Erbschaft einer Immobilie – welche Pflichten und Chancen bestehen

Wer eine geerbte Immobilie erhält, hat die Chance, vorhandenes Vermögen optimal zu nutzen. Eine geerbte Immobilie kann selbst genutzt, vermietet oder gewinnbringend verkauft werden.

Immobilienverkauf für Erben

Ein Immobilienverkauf für Erben eröffnet finanzielle Spielräume und erleichtert die Umsetzung persönlicher Zukunftspläne.

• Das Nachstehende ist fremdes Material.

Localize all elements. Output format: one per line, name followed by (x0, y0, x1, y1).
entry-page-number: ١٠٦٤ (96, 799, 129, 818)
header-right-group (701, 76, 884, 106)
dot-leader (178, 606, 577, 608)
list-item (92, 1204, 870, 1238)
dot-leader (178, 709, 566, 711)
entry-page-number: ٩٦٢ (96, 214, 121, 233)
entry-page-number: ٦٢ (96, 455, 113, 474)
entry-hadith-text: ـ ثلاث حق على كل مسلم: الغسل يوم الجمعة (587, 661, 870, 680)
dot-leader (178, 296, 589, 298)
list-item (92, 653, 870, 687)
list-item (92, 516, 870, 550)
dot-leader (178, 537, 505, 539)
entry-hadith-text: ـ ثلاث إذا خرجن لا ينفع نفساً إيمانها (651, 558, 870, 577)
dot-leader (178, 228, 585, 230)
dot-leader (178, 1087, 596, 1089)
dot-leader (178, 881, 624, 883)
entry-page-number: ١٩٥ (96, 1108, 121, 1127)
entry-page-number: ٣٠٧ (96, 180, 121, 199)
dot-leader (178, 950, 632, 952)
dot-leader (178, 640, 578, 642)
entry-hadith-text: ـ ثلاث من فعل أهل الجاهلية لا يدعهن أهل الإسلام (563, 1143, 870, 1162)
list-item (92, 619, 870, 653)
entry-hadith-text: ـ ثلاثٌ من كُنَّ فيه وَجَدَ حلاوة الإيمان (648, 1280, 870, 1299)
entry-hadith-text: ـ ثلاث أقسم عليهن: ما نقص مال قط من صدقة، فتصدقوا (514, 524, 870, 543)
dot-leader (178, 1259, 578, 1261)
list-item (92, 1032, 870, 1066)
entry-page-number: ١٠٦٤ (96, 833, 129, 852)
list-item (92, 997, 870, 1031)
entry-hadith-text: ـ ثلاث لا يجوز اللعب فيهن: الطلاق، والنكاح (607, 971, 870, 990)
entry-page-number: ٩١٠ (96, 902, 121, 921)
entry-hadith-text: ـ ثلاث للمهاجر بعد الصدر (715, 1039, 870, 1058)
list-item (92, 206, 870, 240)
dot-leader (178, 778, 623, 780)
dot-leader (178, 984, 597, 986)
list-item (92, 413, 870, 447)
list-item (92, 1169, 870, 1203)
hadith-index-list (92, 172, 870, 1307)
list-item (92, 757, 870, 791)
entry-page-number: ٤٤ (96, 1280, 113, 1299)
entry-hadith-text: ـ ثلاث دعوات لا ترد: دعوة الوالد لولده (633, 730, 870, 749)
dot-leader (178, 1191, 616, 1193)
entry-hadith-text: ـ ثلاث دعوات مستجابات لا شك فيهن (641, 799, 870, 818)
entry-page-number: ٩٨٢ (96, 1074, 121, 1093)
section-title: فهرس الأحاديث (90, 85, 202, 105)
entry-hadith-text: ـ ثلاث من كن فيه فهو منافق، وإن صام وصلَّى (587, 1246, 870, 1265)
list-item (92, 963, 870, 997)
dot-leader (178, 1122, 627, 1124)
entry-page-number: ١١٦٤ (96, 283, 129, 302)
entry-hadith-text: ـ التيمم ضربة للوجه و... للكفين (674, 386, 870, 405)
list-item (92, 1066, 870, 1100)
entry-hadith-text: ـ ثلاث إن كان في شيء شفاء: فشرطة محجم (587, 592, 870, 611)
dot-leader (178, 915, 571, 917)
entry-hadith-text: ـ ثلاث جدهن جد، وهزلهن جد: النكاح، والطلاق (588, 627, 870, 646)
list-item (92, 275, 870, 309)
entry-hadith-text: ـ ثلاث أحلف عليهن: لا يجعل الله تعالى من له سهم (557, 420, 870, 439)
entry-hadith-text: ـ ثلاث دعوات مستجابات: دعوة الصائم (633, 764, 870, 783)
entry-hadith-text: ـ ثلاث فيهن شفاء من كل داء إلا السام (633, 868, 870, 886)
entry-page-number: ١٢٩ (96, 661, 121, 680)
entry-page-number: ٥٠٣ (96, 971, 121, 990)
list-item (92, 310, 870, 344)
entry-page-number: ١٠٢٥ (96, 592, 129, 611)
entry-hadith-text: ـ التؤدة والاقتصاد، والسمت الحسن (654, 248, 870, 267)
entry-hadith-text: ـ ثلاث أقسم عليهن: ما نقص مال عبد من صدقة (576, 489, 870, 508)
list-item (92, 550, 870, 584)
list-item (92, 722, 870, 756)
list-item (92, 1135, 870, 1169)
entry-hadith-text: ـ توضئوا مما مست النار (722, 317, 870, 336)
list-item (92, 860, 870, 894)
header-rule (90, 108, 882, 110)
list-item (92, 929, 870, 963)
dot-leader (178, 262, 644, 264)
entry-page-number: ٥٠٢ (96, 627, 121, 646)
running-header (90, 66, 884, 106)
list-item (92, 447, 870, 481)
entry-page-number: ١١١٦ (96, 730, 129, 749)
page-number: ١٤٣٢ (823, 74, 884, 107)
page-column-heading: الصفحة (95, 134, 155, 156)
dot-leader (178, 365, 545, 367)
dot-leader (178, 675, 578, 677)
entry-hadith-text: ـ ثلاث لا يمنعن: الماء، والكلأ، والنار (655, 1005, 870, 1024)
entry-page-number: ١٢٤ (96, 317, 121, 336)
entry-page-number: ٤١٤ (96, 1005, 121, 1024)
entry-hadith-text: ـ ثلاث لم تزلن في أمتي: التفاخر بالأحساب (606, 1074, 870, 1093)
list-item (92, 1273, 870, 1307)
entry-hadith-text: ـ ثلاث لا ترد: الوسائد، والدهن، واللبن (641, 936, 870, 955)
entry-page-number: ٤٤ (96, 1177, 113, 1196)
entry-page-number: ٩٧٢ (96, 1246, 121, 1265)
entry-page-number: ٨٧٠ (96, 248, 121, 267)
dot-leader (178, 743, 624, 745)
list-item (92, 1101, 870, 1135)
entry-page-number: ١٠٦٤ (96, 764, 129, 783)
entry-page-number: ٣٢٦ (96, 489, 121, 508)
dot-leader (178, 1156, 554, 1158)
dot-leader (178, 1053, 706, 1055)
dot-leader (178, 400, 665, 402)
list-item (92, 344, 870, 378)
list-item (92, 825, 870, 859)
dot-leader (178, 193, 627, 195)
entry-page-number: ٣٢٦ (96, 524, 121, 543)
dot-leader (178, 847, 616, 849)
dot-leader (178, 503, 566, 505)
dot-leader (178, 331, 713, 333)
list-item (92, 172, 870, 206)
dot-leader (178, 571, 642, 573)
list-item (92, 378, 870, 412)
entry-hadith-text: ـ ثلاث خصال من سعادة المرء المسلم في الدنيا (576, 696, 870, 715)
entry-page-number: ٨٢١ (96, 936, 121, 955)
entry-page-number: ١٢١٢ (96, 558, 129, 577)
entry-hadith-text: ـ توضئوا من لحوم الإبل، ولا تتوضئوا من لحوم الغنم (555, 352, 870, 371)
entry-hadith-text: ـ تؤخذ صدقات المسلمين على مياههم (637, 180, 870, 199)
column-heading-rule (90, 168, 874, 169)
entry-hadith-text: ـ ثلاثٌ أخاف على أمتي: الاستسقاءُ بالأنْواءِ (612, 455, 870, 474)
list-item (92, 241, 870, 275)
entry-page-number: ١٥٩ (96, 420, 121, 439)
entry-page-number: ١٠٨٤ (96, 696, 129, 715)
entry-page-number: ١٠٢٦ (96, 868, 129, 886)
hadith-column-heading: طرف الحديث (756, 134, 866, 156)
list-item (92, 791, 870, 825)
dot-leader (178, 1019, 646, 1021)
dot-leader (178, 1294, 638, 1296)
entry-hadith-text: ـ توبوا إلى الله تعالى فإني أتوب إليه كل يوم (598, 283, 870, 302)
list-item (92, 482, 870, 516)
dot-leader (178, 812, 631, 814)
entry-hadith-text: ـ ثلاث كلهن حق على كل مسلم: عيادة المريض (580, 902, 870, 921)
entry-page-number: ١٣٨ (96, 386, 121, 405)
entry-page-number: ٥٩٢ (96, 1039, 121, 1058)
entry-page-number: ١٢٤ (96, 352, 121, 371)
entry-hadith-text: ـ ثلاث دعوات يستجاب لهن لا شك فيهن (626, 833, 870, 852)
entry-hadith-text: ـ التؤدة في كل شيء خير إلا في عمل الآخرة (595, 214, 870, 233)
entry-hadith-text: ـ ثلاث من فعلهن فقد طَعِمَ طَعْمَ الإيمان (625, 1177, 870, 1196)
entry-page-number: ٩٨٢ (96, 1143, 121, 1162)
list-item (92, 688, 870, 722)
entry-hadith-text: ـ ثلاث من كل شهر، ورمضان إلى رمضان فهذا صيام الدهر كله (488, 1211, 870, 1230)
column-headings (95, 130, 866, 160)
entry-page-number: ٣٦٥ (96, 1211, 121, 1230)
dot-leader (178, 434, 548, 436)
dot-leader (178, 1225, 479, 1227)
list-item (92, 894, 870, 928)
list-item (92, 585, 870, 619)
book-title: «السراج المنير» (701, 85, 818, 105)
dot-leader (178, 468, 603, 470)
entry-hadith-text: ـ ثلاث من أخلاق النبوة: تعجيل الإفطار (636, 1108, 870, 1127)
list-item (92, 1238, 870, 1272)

Wichtige Schritte für die richtige Entscheidung

Um die bestmögliche Entscheidung zu treffen, ist es ratsam, frühzeitig den Immobilienwert prüfen zu lassen und steuerliche Freibeträge zu berücksichtigen. Mit professioneller Unterstützung können Erben den Verkauf oder die Vermietung unkompliziert gestalten und die passende Lösung für ihre individuelle Situation finden.

Schenkungs- und Erbschaftssteuer – Freibeträge nutzen

Schenkungs- und Erbschaftssteuer: Chancen nutzen mit den richtigen Freibeträgen

Wer Vermögen erhält, sei es durch Schenkung oder Erbschaft, sollte die Schenkungs- und Erbschaftssteuer kennen. Für viele Familien fallen dabei keine Steuern an, weil attraktive Freibeträge existieren, die große Teile des Vermögens steuerfrei übertragen lassen.

Wichtige Freibeträge für Erben und Beschenkte

Personengruppe

Freibetrag

Ehepartner / eingetragene Lebenspartner

500.000 Euro

Kinder / Stiefkinder

400.000 Euro

Enkelkinder

200.000 Euro

Eltern / Großeltern (nur bei Erbschaft)

100.000 Euro

Geschwister, Neffen, Nichten, andere Personen

20.000 Euro

Die Freibeträge können alle zehn Jahre neu genutzt werden, was sie besonders interessant für die langfristige Vermögensplanung macht.